Doing the the thing v. talking about doing the thing v. talking about the technique for doing the thing

By Pete Brown

🔗 The Four Hobbies, and Apparent Expertise - Marc’s Blog:

Kit and tools are another imperfect signal for expertise. Clearly, in our field, there’s a significant benefit to knowing a set of tools well, and being able to use these tools as an extension of our minds. On the other hand, it is very easy to confuse the work of getting vim just-so with actual productivity, and the emacs expert as an expert on the larger field6. Observationally, I would say that there’s little correlation between expertise and kit-optimization in our field, positive or negative.

The lesson here is to be careful with the signals you use as proxies for competence. “Has the perfect Visual Studio config”, “has spoken at loads of conferences”, and “visible on Hacker News” seem like strong signals, when the reality seems to be that they are weak ones, at best.

Having just run across this post, I am finding it to be helpful way to frame a lot of what I have been thinking about the past few years regarding hobbies and creative pursuits. I find Booker’s matrix of hobbies and gear v. doing and discussing to be especially useful.

In the bit I quoted above, he is talking about coding toolsets but he opens the post with a focus on hobbies like photography. I think his arguments holds true for just about any pursuit—there is the doing of the thing on one end of the spectrum while at the other end there is the talking about the tools and techniques you use to do the thing.

There is a middle ground between those two but they are definitely gravity wells and in our current culture at least, the gravity well of talking about the tools and techniques seems to exert a much stronger pull.
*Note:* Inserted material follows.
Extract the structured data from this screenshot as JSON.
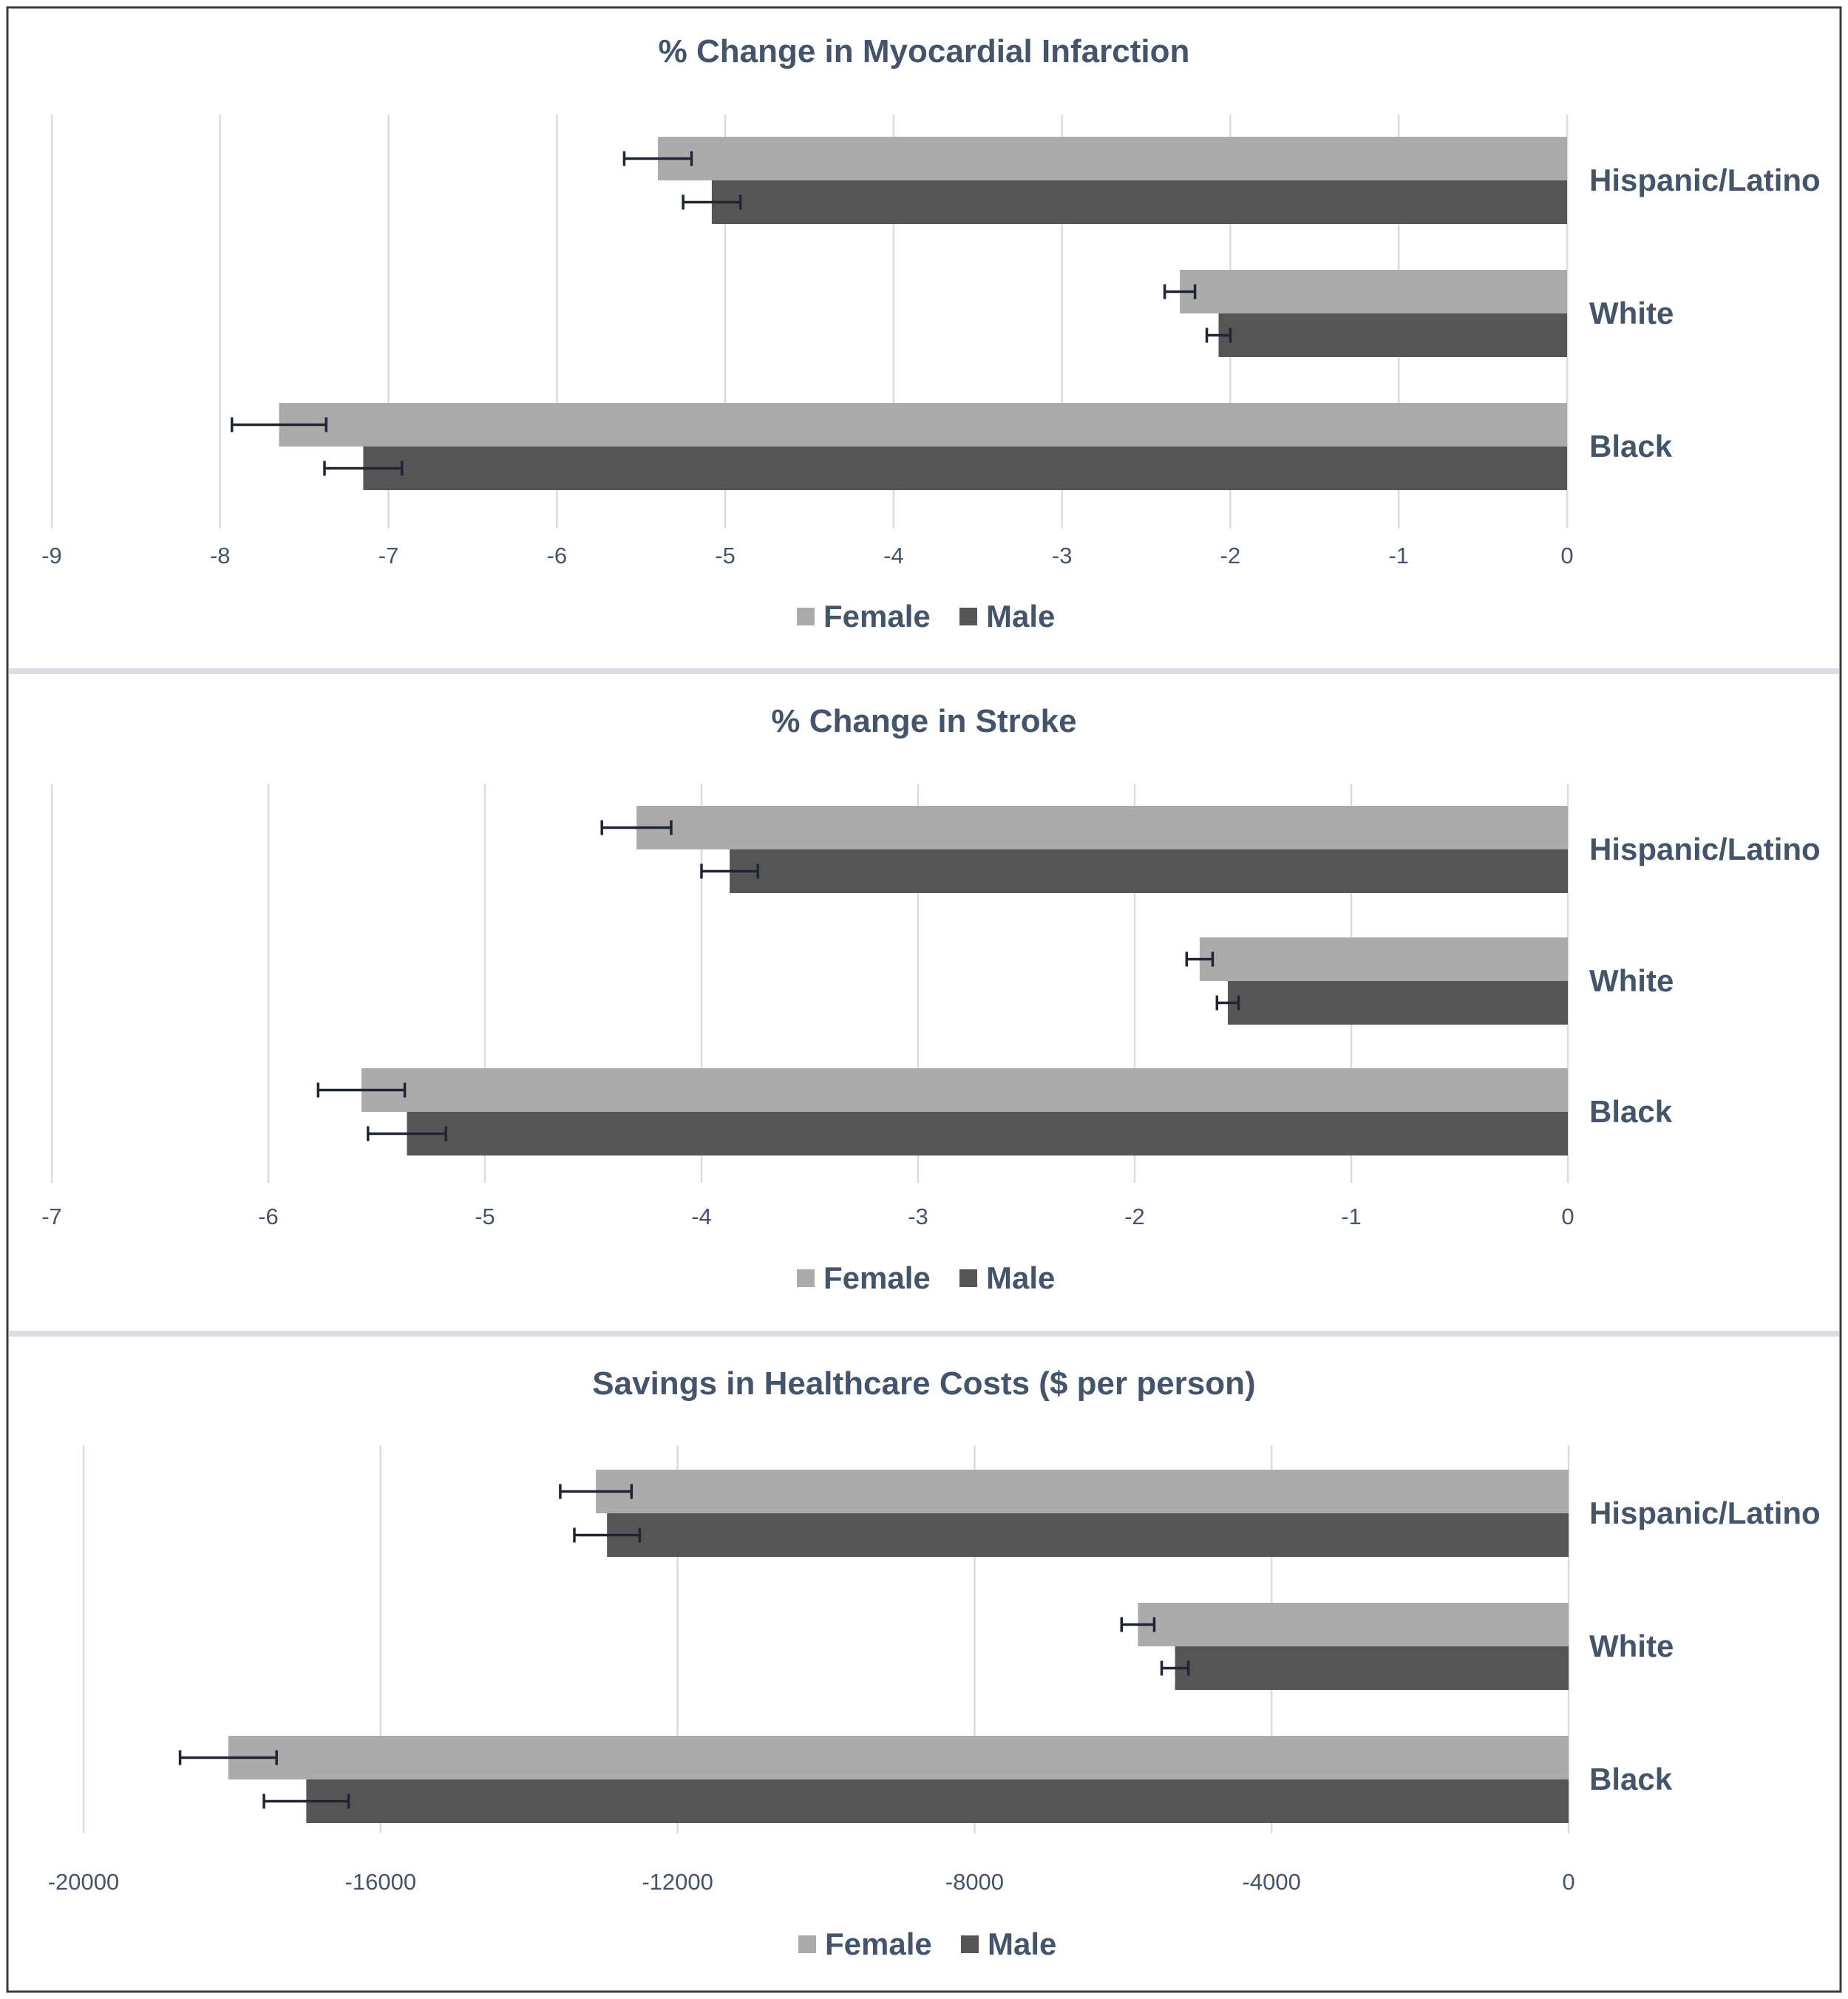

I have grown deeply suspicious of just about anyone pushing advice online about creativity and creative pursuits. Even those that start with seemingly good intentions always end up being more about pushing their own channel and brand. That, in turn, affects the advice and recommendations they provide.

While I have always had this vague sense, I have struggled to put my finger on exactly what it is and I always end up feeling kind of bad, like these people are just trying to get their idea out there and here I am shitting on it. Booker’s matrix finally helps me frame in more concrete terms this vague sense I have had.

It’s the slow and then fast slide down into the gravity well of high visibility.